• 7 de setembro de 2020

    Você quer ser melhor que seus pais?

    – E como é que eu vou fazer isso?

    – Não sei. O que você imagina?

    – Eu não consigo entender isso. É como se fosse impossível.

    – Bem, talvez de fato seja, afinal de contas: como você vai se comparar à sua mãe?

    – Eu posso ver pelos feitos dela.

    – Mas e será que você na época em que ela nasceu, naquelas condições teria feito o mesmo que você hoje?

    – Pois é… é difícil saber…

    – Também acredito nisso. E se você pudesse deixar de lado essa necessidade em ser melhor que ela, o que aconteceria?

    – Eu tenho medo só de pensar.

     

    O desejo de ser melhor que os pais é algo antigo em nossa cultura. Porém, este mesmo desejo já causou grandes brigas e desentendimentos, levando as pessoas à ações dolorosas e completamente desnecessárias. Porém, este mesmo impulso pode encobrir algo muito mais belo e profundo: o amor.

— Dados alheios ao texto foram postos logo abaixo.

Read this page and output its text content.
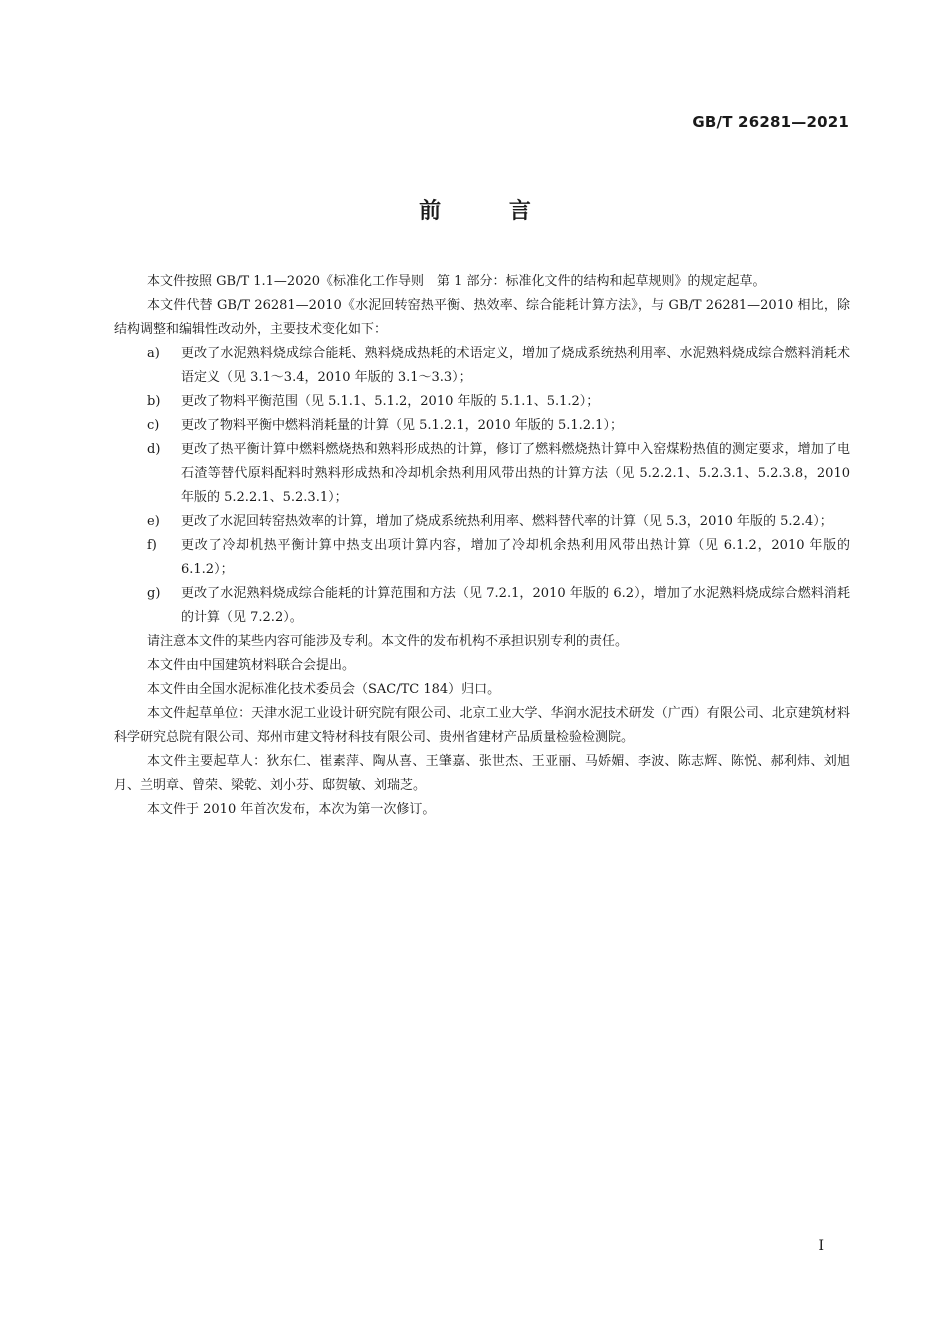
GB/T 26281—2021
前 言
本文件按照 GB/T 1.1—2020《标准化工作导则　第 1 部分：标准化文件的结构和起草规则》的规定起草。
本文件代替 GB/T 26281—2010《水泥回转窑热平衡、热效率、综合能耗计算方法》，与 GB/T 26281—2010 相比，除结构调整和编辑性改动外，主要技术变化如下：
a) 更改了水泥熟料烧成综合能耗、熟料烧成热耗的术语定义，增加了烧成系统热利用率、水泥熟料烧成综合燃料消耗术语定义（见 3.1～3.4，2010 年版的 3.1～3.3）；
b) 更改了物料平衡范围（见 5.1.1、5.1.2，2010 年版的 5.1.1、5.1.2）；
c) 更改了物料平衡中燃料消耗量的计算（见 5.1.2.1，2010 年版的 5.1.2.1）；
d) 更改了热平衡计算中燃料燃烧热和熟料形成热的计算，修订了燃料燃烧热计算中入窑煤粉热值的测定要求，增加了电石渣等替代原料配料时熟料形成热和冷却机余热利用风带出热的计算方法（见 5.2.2.1、5.2.3.1、5.2.3.8，2010 年版的 5.2.2.1、5.2.3.1）；
e) 更改了水泥回转窑热效率的计算，增加了烧成系统热利用率、燃料替代率的计算（见 5.3，2010 年版的 5.2.4）；
f) 更改了冷却机热平衡计算中热支出项计算内容，增加了冷却机余热利用风带出热计算（见 6.1.2，2010 年版的 6.1.2）；
g) 更改了水泥熟料烧成综合能耗的计算范围和方法（见 7.2.1，2010 年版的 6.2），增加了水泥熟料烧成综合燃料消耗的计算（见 7.2.2）。
请注意本文件的某些内容可能涉及专利。本文件的发布机构不承担识别专利的责任。
本文件由中国建筑材料联合会提出。
本文件由全国水泥标准化技术委员会（SAC/TC 184）归口。
本文件起草单位：天津水泥工业设计研究院有限公司、北京工业大学、华润水泥技术研发（广西）有限公司、北京建筑材料科学研究总院有限公司、郑州市建文特材科技有限公司、贵州省建材产品质量检验检测院。
本文件主要起草人：狄东仁、崔素萍、陶从喜、王肇嘉、张世杰、王亚丽、马娇媚、李波、陈志辉、陈悦、郝利炜、刘旭月、兰明章、曾荣、梁乾、刘小芬、邸贺敏、刘瑞芝。
本文件于 2010 年首次发布，本次为第一次修订。
I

    Temos 3 opções em relação à nossos pais: sermos melhores, piores ou iguais. Ou então, podemos olhar adiante e ser quem somos, deixando nossos pais serem quem são. Podemos ter nossas conquistas e infortúnios e deixá-los ter suas conquistas e infortúnios. Então algo interessante ocorre: posso olhar meus pais como meus pais e me ver como seu filho. Sem a necessidade de provar quem sou, visto que, para eles e para esta relação, eu já sou alguém. Este é o problema: o lugar já é nosso, mas nem sempre nos damos conta disso, queremos, ainda, “provar” alguma coisa.

    A tentativa de provar algo aos pais, também está relacionada ao desejo de “não lhes dever nada”. Muitos de nós assumem aquilo que os pais nos dão como uma dívida a ser paga. O esforço nesta tentativa sempre se mostra inútil e, muitas pessoas, afim de lidar com esta frustração criam, então uma nova “meta”: ser melhor que os pais. Assim sendo, os pais se tornam credores e competidores e deixam de ser pais. É óbvio que muitos pais se colocam nesta posição, assumindo papéis que também não lhes cabem.

    É interessante notar, contudo, que por detrás dessas dinâmicas reside o profundo desejo de conexão dos filhos e dos pais. O desejo de pertencer à uma família, ter seu lugar lá (no caso dos filhos) e de sentir-se digno de dar o lugar (no caso dos pais), faz com que as mais belas relações possam se transformar em campos de batalha. Estas, porém, nunca se concluem e nunca se determina um vencedor, afinal de contas, ambos os lados sempre perdem neste tipo de dinâmica.

    O que fazer então? Abrir mão da arrogância parece ser o primeiro passo, mas na verdade o passo mais profundo é quando percebemos o afeto que temos por nossa família. Este sim, capaz de nos revelar que o nosso lugar já existe. Tomar posse deste lugar tal como somos – e não como gostaríamos de ser – é o que, de fato, nos ajuda a compreender que não é necessária nenhuma prova para fazer parte, apenas fazemos. A descendência que temos é sempre de nossos pais, assim sendo, mesmo que eles não nos reconheçam, o nosso lugar está lá.

    Se for possível ver o desejo de fazer parte da família, também será possível deixar a arrogância de lado. Pois é na percepção deste amor que encontramos uma maneira nova de fazer parte. Ao invés de “provarmos” algo ou de querer nos abster de uma dívida, simplesmente nos é possível tomar o lugar que é nosso em mãos e sentir a força que é fazer parte de uma família. Esta não se dá por mérito em realizações, mas sim, por mérito em entregar-se à vida tal como ela é.